The Investment Industry Regulatory Organization of Canada is proposing to adopt single-stock circuit breakers for all securities listed on an exchange in Canada, including those that are inter-listed in the U.S. As with the US circuit breakers, when a stock’s price increases or decreases past a certain threshold, the circuit breaker would trigger a trading halt.
IIROC proposes a five minute halt for TSX-listed shares that move by 10% in less than five minutes, with the possibility that this could be extended in the case of a severe order imbalance. It proposes a 10-minute halt for the less liquid stocks listed on the TSX Venture and CNSX exchanges, triggered by a 20% price move over a 10-minute period. The circuit breakers would be in effect from 9:50 am to 3:40 pm ET.

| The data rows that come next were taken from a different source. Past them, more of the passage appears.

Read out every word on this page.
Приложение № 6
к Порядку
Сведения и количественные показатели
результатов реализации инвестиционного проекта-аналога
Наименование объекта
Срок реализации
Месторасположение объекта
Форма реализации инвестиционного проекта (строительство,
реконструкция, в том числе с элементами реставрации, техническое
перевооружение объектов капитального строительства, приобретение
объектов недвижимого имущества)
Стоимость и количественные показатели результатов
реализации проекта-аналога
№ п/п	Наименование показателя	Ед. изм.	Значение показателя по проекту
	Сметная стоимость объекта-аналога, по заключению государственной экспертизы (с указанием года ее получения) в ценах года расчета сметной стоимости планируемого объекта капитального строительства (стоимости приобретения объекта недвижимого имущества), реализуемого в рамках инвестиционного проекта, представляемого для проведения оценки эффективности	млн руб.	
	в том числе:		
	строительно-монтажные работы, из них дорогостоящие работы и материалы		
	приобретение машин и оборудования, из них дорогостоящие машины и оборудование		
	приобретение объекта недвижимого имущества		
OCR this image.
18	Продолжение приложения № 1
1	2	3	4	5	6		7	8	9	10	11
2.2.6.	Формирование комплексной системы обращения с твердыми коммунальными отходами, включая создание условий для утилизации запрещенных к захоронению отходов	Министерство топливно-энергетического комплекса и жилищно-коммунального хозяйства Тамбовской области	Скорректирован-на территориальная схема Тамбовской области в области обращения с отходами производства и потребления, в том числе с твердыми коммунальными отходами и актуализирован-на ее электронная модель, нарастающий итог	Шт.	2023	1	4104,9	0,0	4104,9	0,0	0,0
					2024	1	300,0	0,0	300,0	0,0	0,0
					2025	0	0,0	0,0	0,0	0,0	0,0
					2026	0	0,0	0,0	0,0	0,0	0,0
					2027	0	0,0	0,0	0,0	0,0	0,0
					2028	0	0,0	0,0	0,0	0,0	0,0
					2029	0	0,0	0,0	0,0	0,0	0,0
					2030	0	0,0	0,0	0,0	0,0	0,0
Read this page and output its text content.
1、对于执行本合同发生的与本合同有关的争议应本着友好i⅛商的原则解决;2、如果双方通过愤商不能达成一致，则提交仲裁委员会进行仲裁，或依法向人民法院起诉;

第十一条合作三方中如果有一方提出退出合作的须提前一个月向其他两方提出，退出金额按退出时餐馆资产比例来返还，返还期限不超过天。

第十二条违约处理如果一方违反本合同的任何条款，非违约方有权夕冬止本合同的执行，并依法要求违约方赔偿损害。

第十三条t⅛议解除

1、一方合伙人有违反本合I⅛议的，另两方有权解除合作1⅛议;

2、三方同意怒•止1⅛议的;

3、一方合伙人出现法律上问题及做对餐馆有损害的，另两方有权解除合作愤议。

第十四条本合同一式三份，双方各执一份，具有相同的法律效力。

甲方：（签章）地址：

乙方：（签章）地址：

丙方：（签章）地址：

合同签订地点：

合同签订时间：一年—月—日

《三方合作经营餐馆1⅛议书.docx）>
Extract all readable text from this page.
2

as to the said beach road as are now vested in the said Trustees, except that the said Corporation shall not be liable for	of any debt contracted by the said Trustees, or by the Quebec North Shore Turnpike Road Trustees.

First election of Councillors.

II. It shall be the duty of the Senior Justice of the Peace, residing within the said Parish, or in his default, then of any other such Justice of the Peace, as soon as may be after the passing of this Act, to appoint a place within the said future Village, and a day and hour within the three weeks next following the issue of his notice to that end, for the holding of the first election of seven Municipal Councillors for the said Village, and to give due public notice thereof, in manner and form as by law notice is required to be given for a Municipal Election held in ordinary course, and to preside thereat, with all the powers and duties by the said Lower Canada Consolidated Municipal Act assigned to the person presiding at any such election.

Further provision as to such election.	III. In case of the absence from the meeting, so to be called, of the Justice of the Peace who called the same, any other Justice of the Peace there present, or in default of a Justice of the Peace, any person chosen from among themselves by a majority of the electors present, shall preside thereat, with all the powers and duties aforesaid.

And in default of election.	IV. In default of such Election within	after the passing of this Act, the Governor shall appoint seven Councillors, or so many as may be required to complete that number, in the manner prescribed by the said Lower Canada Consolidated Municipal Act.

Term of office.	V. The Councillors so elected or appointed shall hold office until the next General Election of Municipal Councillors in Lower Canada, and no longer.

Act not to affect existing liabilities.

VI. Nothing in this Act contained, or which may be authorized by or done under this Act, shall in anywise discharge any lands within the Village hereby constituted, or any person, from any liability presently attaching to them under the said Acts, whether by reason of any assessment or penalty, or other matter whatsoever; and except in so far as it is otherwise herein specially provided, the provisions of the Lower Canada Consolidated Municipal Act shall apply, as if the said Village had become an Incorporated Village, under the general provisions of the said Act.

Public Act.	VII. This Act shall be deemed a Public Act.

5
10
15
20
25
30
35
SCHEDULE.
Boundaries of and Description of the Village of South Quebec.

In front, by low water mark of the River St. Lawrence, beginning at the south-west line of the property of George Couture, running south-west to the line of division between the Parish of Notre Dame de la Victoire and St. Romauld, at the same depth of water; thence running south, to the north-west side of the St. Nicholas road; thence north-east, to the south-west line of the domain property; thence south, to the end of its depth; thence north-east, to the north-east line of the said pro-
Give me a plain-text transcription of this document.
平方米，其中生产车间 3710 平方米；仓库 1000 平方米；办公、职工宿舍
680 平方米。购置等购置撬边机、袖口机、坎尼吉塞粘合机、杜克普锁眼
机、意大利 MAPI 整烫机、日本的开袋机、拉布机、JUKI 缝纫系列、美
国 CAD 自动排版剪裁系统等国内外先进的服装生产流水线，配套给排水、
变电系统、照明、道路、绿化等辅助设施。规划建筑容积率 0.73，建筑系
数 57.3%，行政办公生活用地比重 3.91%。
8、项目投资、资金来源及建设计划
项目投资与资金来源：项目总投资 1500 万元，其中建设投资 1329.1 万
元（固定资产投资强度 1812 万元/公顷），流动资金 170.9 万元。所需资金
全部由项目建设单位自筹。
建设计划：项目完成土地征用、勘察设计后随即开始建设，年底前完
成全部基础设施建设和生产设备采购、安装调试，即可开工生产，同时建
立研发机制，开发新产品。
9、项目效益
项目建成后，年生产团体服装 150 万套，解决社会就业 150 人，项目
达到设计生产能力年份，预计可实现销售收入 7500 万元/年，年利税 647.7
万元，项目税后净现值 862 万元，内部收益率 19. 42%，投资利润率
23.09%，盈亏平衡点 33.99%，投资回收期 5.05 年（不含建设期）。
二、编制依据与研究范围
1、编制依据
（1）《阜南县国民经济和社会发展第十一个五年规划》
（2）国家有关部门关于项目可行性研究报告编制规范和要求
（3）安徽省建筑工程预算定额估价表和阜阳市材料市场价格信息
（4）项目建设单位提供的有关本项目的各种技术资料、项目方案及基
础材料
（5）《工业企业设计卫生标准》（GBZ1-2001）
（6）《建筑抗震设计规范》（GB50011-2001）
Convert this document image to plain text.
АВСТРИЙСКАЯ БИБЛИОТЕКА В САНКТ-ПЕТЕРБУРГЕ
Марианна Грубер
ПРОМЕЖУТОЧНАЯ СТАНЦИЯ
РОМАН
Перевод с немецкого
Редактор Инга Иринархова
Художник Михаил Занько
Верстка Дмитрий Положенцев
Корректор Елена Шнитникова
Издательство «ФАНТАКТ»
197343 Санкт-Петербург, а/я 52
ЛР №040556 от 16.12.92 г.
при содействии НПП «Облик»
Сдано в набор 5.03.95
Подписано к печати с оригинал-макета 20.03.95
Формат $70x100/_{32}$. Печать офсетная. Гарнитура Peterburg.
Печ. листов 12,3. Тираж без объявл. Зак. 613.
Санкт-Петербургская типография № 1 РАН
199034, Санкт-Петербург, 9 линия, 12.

The purpose of the mechanism, as with market-wide circuit breakers, is to pause rapid price movement that calls into question whether there is a “fair and orderly” market for a security. Regulators are introducing these tools in response to the “flash crash” on May 6, when a variety of stocks and ETFs saw their prices plunge very rapidly for no obvious reason; resulting in a number of broken trades.
IIROC notes that it already has the authority to delay, halt or suspend trading in particular securities. However, it says this practice “is not adequate where there is a need to halt trading in multiple securities across multiple marketplaces, all in a short window of time”.
The proposal is being issued for a 60-day comment period.